Excess Defense Articles (EDA)

EDA DataBase Tool:

Access the Database

This database contains authorization and transfer data, but no information on potential offers not yet been notified to Congress. Prior to notification to Congress, the decision to provide EDA is not yet final and disclosure of potential offers is not possible.

The following information on each notified transfer is available:

The recipient country, the item(s) to be transferred and the quantity of each, the implementing agency for each transfer (Army, Navy, Air Force, Defense Logistics Agency (DLA), transfer via grant or sale, the notified acquisition value and current value of the equipment.  For grants, the current value is the value at which the equipment would be sold through FMS, if it was not being granted. The status of the transfer and the date of the latest status change.

Purpose of the Program:

Transfers excess defense equipment to foreign governments or international organizations.

Typically used for modernization of partner forces.

Excess defense articles provided to partner nation at a reduced price (based on the condition of the equipment) or as a grant.

Partner nations pay for packing, crating, handling, and transportation (PCH&T), as well as refurbishment if applicable – EDA is “as is, where is”.


The Military Departments identify excess equipment

Combatant Commands identify possible recipients to MILDEPS

DSCA facilitates coordination and approval of requests

The EDA Program and Bulletin Board:

Defense Security Cooperation Agency is responsible for administering the Department of Defense's Excess Defense Articles (EDA) program.

Working under authorities established in the Foreign Assistance Act of 1961 and the Arms Export Control Act, defense articles declared as excess by the Military Departments can be offered to foreign governments or international organizations in support of U. S. national security and foreign policy objectives.
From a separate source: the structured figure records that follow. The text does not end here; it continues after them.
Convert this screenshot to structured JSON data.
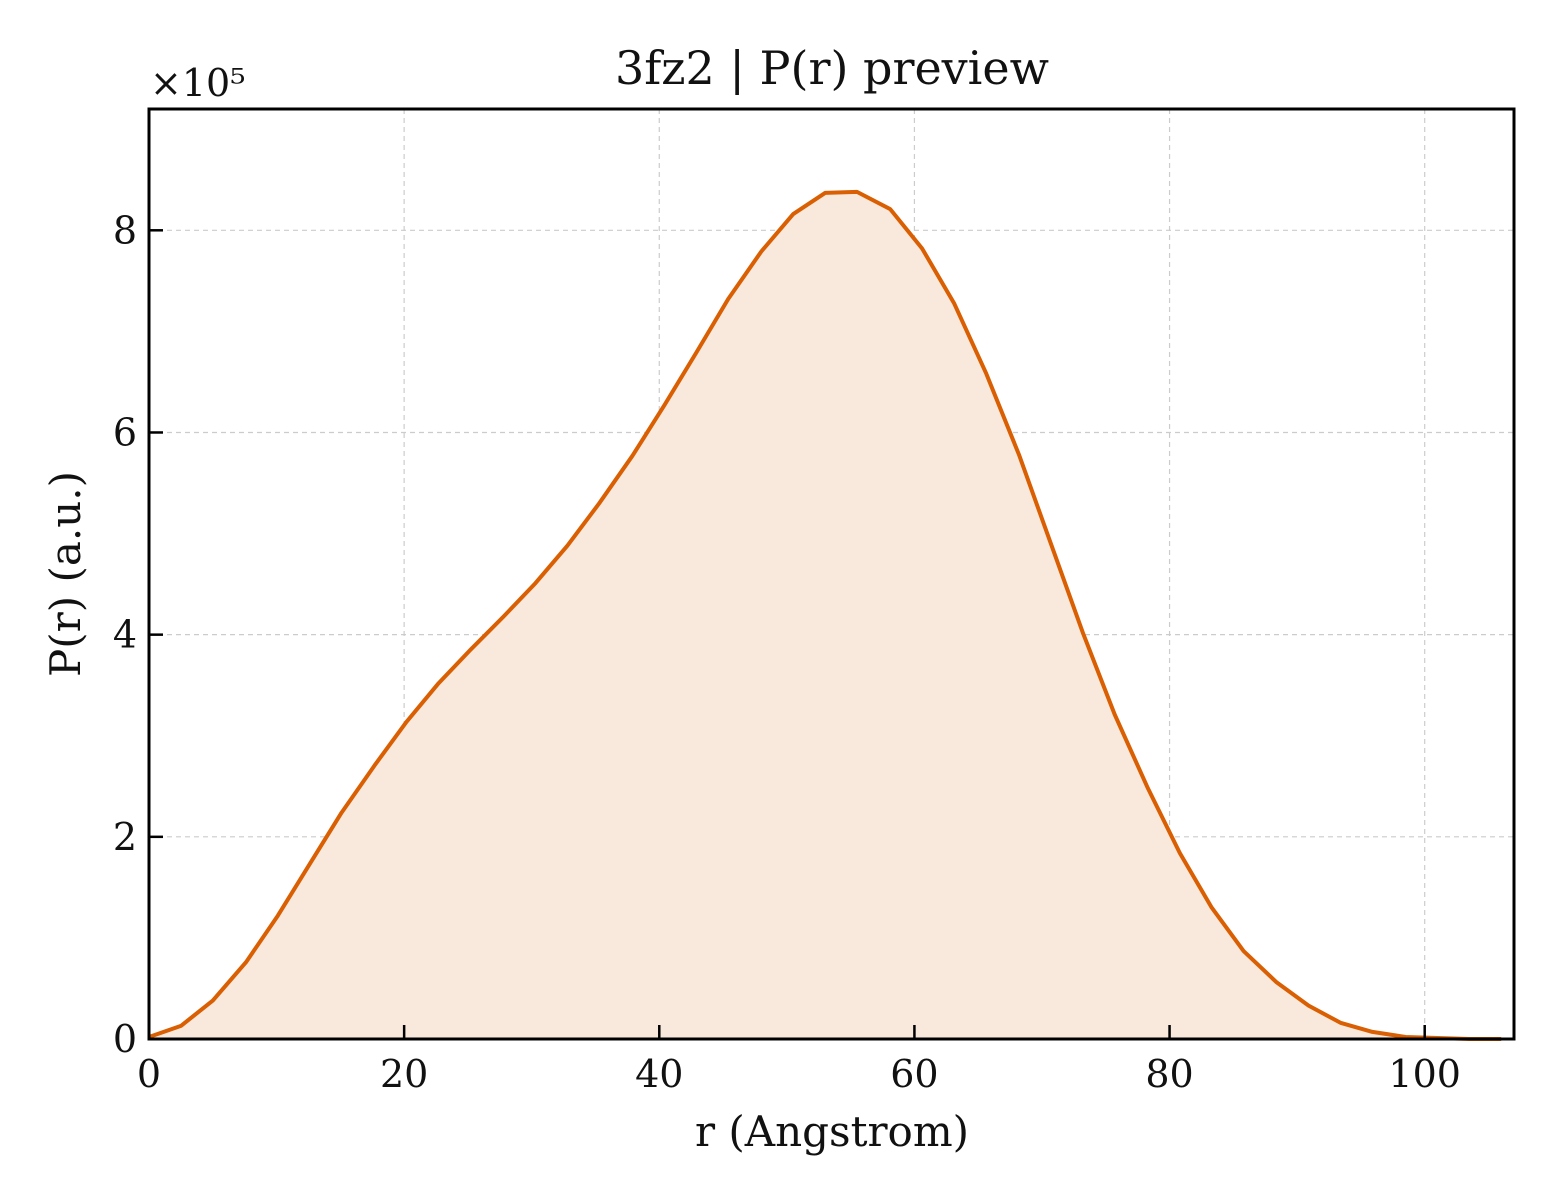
{
  "chart_data": {
    "type": "area",
    "title": "3fz2 | P(r) preview",
    "xlabel": "r (Angstrom)",
    "ylabel": "P(r) (a.u.)",
    "y_multiplier_label": "×10⁵",
    "y_multiplier": 100000,
    "xlim": [
      0,
      107
    ],
    "ylim": [
      0,
      9.2
    ],
    "xticks": [
      0,
      20,
      40,
      60,
      80,
      100
    ],
    "yticks": [
      0,
      2,
      4,
      6,
      8
    ],
    "grid": true,
    "line_color": "#d95f02",
    "fill_color": "#f9e9dd",
    "x": [
      0,
      2.5,
      5,
      7.6,
      10.1,
      12.6,
      15.1,
      17.7,
      20.2,
      22.7,
      25.2,
      27.8,
      30.3,
      32.8,
      35.3,
      37.9,
      40.4,
      42.9,
      45.4,
      48,
      50.5,
      53,
      55.5,
      58.1,
      60.6,
      63.1,
      65.6,
      68.2,
      70.7,
      73.2,
      75.7,
      78.3,
      80.8,
      83.3,
      85.8,
      88.4,
      90.9,
      93.4,
      95.9,
      98.5,
      101,
      103.5,
      106
    ],
    "y": [
      0.02,
      0.13,
      0.38,
      0.76,
      1.22,
      1.73,
      2.24,
      2.71,
      3.14,
      3.52,
      3.85,
      4.18,
      4.51,
      4.88,
      5.3,
      5.77,
      6.27,
      6.79,
      7.32,
      7.79,
      8.16,
      8.37,
      8.38,
      8.21,
      7.82,
      7.28,
      6.59,
      5.78,
      4.9,
      4.02,
      3.21,
      2.48,
      1.84,
      1.3,
      0.87,
      0.56,
      0.33,
      0.16,
      0.07,
      0.02,
      0.01,
      0.0,
      0.0
    ]
  }
}
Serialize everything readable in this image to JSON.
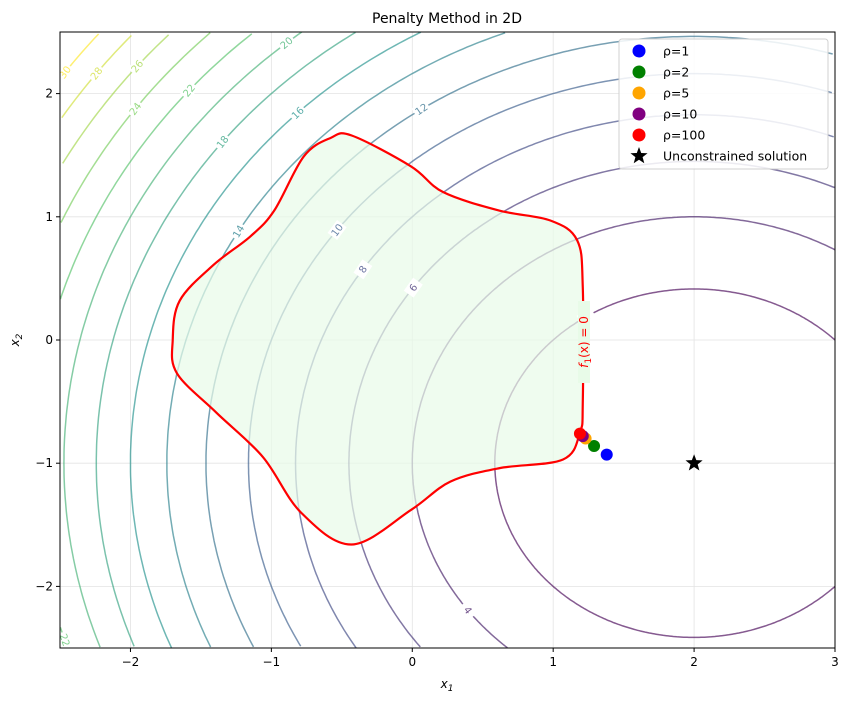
{
  "chart_data": {
    "type": "contour",
    "title": "Penalty Method in 2D",
    "xlabel": "x",
    "xlabel_sub": "1",
    "ylabel": "x",
    "ylabel_sub": "2",
    "xlim": [
      -2.5,
      3
    ],
    "ylim": [
      -2.5,
      2.5
    ],
    "xticks": [
      -2,
      -1,
      0,
      1,
      2,
      3
    ],
    "yticks": [
      -2,
      -1,
      0,
      1,
      2
    ],
    "xtick_labels": [
      "−2",
      "−1",
      "0",
      "1",
      "2",
      "3"
    ],
    "ytick_labels": [
      "−2",
      "−1",
      "0",
      "1",
      "2"
    ],
    "grid": true,
    "objective": {
      "center": [
        2,
        -1
      ],
      "levels": [
        2,
        4,
        6,
        8,
        10,
        12,
        14,
        16,
        18,
        20,
        22,
        24,
        26,
        28,
        30
      ],
      "colormap": "viridis"
    },
    "constraint": {
      "label": "f1(x) = 0",
      "label_main": "f",
      "label_sub": "1",
      "label_rest": "(x) = 0",
      "color": "#ff0000",
      "fill": "#e8fbe8",
      "boundary": [
        [
          -0.43,
          1.66
        ],
        [
          -0.01,
          1.41
        ],
        [
          0.22,
          1.2
        ],
        [
          0.62,
          1.05
        ],
        [
          0.98,
          0.97
        ],
        [
          1.17,
          0.81
        ],
        [
          1.21,
          0.43
        ],
        [
          1.21,
          -0.51
        ],
        [
          1.19,
          -0.75
        ],
        [
          1.07,
          -0.97
        ],
        [
          0.62,
          -1.04
        ],
        [
          0.27,
          -1.15
        ],
        [
          -0.01,
          -1.38
        ],
        [
          -0.43,
          -1.66
        ],
        [
          -0.79,
          -1.4
        ],
        [
          -1.06,
          -0.95
        ],
        [
          -1.39,
          -0.59
        ],
        [
          -1.67,
          -0.27
        ],
        [
          -1.7,
          0.0
        ],
        [
          -1.65,
          0.32
        ],
        [
          -1.41,
          0.61
        ],
        [
          -1.15,
          0.84
        ],
        [
          -0.98,
          1.05
        ],
        [
          -0.77,
          1.49
        ],
        [
          -0.58,
          1.64
        ]
      ]
    },
    "series": [
      {
        "name": "ρ=1",
        "x": 1.38,
        "y": -0.93,
        "color": "#0000ff",
        "marker": "circle"
      },
      {
        "name": "ρ=2",
        "x": 1.29,
        "y": -0.86,
        "color": "#008000",
        "marker": "circle"
      },
      {
        "name": "ρ=5",
        "x": 1.23,
        "y": -0.8,
        "color": "#ffa500",
        "marker": "circle"
      },
      {
        "name": "ρ=10",
        "x": 1.21,
        "y": -0.78,
        "color": "#800080",
        "marker": "circle"
      },
      {
        "name": "ρ=100",
        "x": 1.19,
        "y": -0.76,
        "color": "#ff0000",
        "marker": "circle"
      },
      {
        "name": "Unconstrained solution",
        "x": 2,
        "y": -1,
        "color": "#000000",
        "marker": "star"
      }
    ],
    "legend_position": "top-right"
  }
}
Typically, EDA is transferred to support U. S. allies in their modernization efforts and to assist Latin American and Caribbean nations in their counter-narcotics programs.
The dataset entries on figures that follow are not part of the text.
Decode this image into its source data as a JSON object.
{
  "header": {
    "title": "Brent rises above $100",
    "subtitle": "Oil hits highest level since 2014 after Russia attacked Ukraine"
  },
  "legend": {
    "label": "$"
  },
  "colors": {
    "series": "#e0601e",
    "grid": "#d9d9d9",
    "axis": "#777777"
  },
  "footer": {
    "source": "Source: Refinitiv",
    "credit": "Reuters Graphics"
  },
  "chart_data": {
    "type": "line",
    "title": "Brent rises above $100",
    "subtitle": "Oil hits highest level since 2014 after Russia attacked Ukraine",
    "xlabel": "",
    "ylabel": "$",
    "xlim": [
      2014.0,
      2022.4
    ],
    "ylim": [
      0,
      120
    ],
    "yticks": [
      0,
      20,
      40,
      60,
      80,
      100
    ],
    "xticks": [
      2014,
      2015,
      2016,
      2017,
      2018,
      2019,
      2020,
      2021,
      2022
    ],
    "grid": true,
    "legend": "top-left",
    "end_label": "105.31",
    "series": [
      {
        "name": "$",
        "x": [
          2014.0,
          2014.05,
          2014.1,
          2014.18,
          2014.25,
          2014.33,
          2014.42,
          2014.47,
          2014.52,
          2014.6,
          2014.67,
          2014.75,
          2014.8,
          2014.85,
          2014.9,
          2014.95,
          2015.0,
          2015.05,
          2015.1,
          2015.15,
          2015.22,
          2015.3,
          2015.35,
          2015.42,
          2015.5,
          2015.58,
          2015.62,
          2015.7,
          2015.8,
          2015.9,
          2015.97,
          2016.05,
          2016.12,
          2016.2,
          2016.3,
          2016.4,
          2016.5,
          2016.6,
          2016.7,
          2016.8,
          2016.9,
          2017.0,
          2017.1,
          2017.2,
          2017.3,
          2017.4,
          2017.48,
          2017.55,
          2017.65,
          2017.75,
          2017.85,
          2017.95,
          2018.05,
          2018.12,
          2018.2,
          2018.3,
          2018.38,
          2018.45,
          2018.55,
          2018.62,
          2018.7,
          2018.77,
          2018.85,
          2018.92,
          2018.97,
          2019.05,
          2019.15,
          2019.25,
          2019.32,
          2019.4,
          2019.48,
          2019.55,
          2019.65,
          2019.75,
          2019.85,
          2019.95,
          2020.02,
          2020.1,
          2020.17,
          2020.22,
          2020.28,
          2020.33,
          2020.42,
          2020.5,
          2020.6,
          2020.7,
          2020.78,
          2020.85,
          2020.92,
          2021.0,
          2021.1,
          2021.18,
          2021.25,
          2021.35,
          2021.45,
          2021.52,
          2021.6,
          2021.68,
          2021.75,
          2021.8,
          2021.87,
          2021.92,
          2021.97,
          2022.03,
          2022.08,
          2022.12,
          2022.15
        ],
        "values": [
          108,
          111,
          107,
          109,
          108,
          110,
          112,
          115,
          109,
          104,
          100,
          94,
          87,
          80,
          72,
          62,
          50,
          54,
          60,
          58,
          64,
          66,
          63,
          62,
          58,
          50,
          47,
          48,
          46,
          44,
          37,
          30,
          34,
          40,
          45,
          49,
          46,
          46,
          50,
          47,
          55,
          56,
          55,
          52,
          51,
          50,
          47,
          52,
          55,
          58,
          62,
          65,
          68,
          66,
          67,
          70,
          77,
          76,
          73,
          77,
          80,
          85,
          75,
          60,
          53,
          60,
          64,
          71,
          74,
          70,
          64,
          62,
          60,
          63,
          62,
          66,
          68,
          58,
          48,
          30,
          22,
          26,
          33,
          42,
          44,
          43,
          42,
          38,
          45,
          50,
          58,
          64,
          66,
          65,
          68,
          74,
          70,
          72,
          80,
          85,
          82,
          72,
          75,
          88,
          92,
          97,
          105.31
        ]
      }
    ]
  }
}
In the 1993 Department of Defense Appropriations Bill (Report 102-408), a requirement was established to provide a publicly accessible clearinghouse for information concerning the transfers of EDA. Since that time, DSCA has maintained an electronic, dial-in bulletin board of EDA transfers approved under this program. The information has been converted to an Internet compatible format and can now be retrieved through this Website by clicking on the “Access the Database” link above.

Program Definitions:

Excess Defense Articles (EDA) are defined in the Foreign Assistance Act (FAA) as amended, section 644(g), as:

…the quantity of defense articles (other than construction equipment, including tractors, scrapers, loaders, graders, bulldozers, dump trucks, generators, and compressors) owned by the United States Government, and not procured in anticipation of military assistance or sales requirements, or pursuant to a military assistance or sales order, which is in excess of the Approved Force Acquisition Objective and Approved Force Retention Stock of all Department of Defense Components at the time such articles are dropped from inventory by the supplying agency for delivery to countries or international organizations under this Act.
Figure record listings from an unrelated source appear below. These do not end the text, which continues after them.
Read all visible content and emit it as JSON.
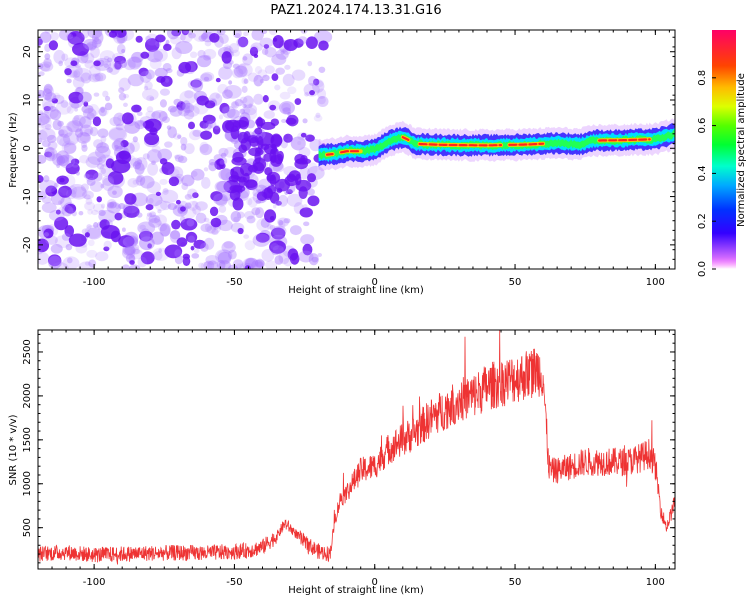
{
  "title": "PAZ1.2024.174.13.31.G16",
  "colors": {
    "snr_line": "#ee3333",
    "cloud": "#a877ff",
    "cloud_dense": "#6a12f0",
    "axis": "#000000"
  },
  "chart_data": [
    {
      "type": "heatmap",
      "title": "PAZ1.2024.174.13.31.G16",
      "xlabel": "Height of straight line (km)",
      "ylabel": "Frequency (Hz)",
      "xlim": [
        -120,
        107
      ],
      "ylim": [
        -25,
        24.5
      ],
      "x_ticks": [
        -100,
        -50,
        0,
        50,
        100
      ],
      "y_ticks": [
        -20,
        -10,
        0,
        10,
        20
      ],
      "colorbar": {
        "label": "Normalized spectral amplitude",
        "range": [
          0,
          1
        ],
        "ticks": [
          "0.0",
          "0.2",
          "0.4",
          "0.6",
          "0.8"
        ],
        "colormap": "gist_rainbow_r"
      },
      "noise_region_x": [
        -120,
        -20
      ],
      "signal_ridge": [
        {
          "x": -20,
          "y": -1.5
        },
        {
          "x": -15,
          "y": -1.2
        },
        {
          "x": -10,
          "y": -0.6
        },
        {
          "x": -5,
          "y": -0.6
        },
        {
          "x": 0,
          "y": -0.3
        },
        {
          "x": 5,
          "y": 1.5
        },
        {
          "x": 10,
          "y": 2.3
        },
        {
          "x": 15,
          "y": 0.9
        },
        {
          "x": 25,
          "y": 0.7
        },
        {
          "x": 40,
          "y": 0.6
        },
        {
          "x": 55,
          "y": 0.8
        },
        {
          "x": 65,
          "y": 1.1
        },
        {
          "x": 73,
          "y": 0.8
        },
        {
          "x": 78,
          "y": 1.6
        },
        {
          "x": 90,
          "y": 1.7
        },
        {
          "x": 100,
          "y": 1.9
        },
        {
          "x": 107,
          "y": 3.0
        }
      ]
    },
    {
      "type": "line",
      "xlabel": "Height of straight line (km)",
      "ylabel": "SNR (10 * v/v)",
      "xlim": [
        -120,
        107
      ],
      "ylim": [
        30,
        2750
      ],
      "x_ticks": [
        -100,
        -50,
        0,
        50,
        100
      ],
      "y_ticks": [
        500,
        1000,
        1500,
        2000,
        2500
      ],
      "series": [
        {
          "x": [
            -120,
            -110,
            -100,
            -90,
            -80,
            -70,
            -60,
            -50,
            -45,
            -40,
            -35,
            -32,
            -28,
            -25,
            -20,
            -16,
            -14,
            -12,
            -10,
            -5,
            0,
            5,
            10,
            15,
            20,
            25,
            30,
            35,
            40,
            45,
            50,
            55,
            58,
            60,
            61,
            62,
            63,
            65,
            70,
            75,
            80,
            85,
            90,
            95,
            98,
            100,
            102,
            104,
            107
          ],
          "values": [
            200,
            220,
            190,
            200,
            210,
            215,
            210,
            230,
            240,
            280,
            400,
            550,
            430,
            330,
            230,
            200,
            620,
            850,
            900,
            1150,
            1200,
            1400,
            1500,
            1600,
            1750,
            1850,
            1950,
            2000,
            2100,
            2150,
            2200,
            2250,
            2300,
            2250,
            1700,
            1200,
            1150,
            1150,
            1200,
            1250,
            1250,
            1250,
            1250,
            1300,
            1350,
            1200,
            700,
            500,
            800
          ]
        }
      ]
    }
  ]
}
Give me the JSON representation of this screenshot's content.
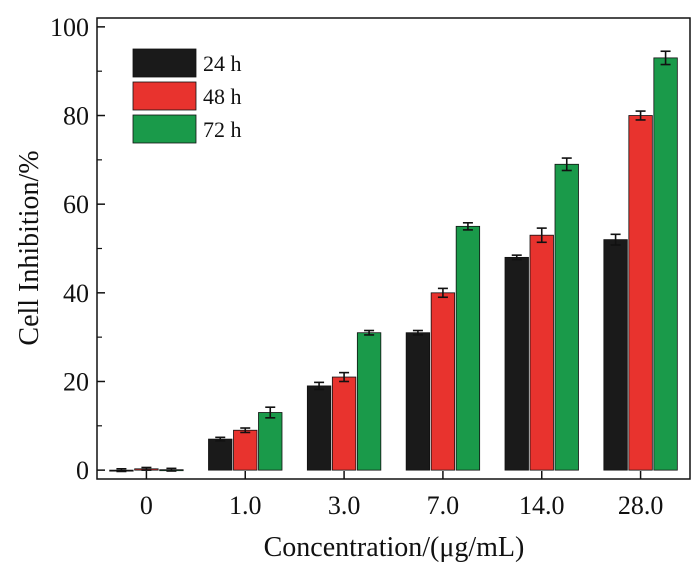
{
  "chart_data": {
    "type": "bar",
    "title": "",
    "xlabel": "Concentration/(μg/mL)",
    "ylabel": "Cell Inhibition/%",
    "categories": [
      "0",
      "1.0",
      "3.0",
      "7.0",
      "14.0",
      "28.0"
    ],
    "ylim": [
      -2,
      102
    ],
    "yticks": [
      0,
      20,
      40,
      60,
      80,
      100
    ],
    "grid": false,
    "legend_position": "top-left",
    "series": [
      {
        "name": "24 h",
        "color": "#1a1a1a",
        "values": [
          0,
          7,
          19,
          31,
          48,
          52
        ],
        "errors": [
          0.3,
          0.4,
          0.8,
          0.5,
          0.5,
          1.2
        ]
      },
      {
        "name": "48 h",
        "color": "#e8332e",
        "values": [
          0.3,
          9,
          21,
          40,
          53,
          80
        ],
        "errors": [
          0.3,
          0.5,
          1.0,
          1.0,
          1.6,
          1.0
        ]
      },
      {
        "name": "72 h",
        "color": "#1a9a4a",
        "values": [
          0.1,
          13,
          31,
          55,
          69,
          93
        ],
        "errors": [
          0.3,
          1.2,
          0.5,
          0.8,
          1.4,
          1.5
        ]
      }
    ]
  }
}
The Military Departments determine what is or is not excess. Equipment which has been transferred from the Military Departments to the Defense Logistics Agency, Disposition Services, is also available for transfer through the EDA program if an eligible foreign government makes known its requirements for the equipment.

The Department of Defense is authorized by law to transfer Excess Defense Articles to foreign governments under the following authorities:

Section 516 of the Foreign Assistance Act of 1961, as amended, authorizes grant transfers of lethal and non-lethal EDA to countries which receipt of such articles were justified to Congress for the fiscal year in which the transfer is authorized.
EDA may also be sold to foreign countries under the normal FMS system authorized by the Arms Export Control Act (AECA). When EDA is sold, the price is a percentage of the original acquisition value, based on age and condition, and ranges from 5% to 50% of the original acquisition.

All grant recipients must sign agreements pursuant to Section 505 of the FAA agreeing to end-use restrictions and giving the U.S. first right to proceeds of any sale.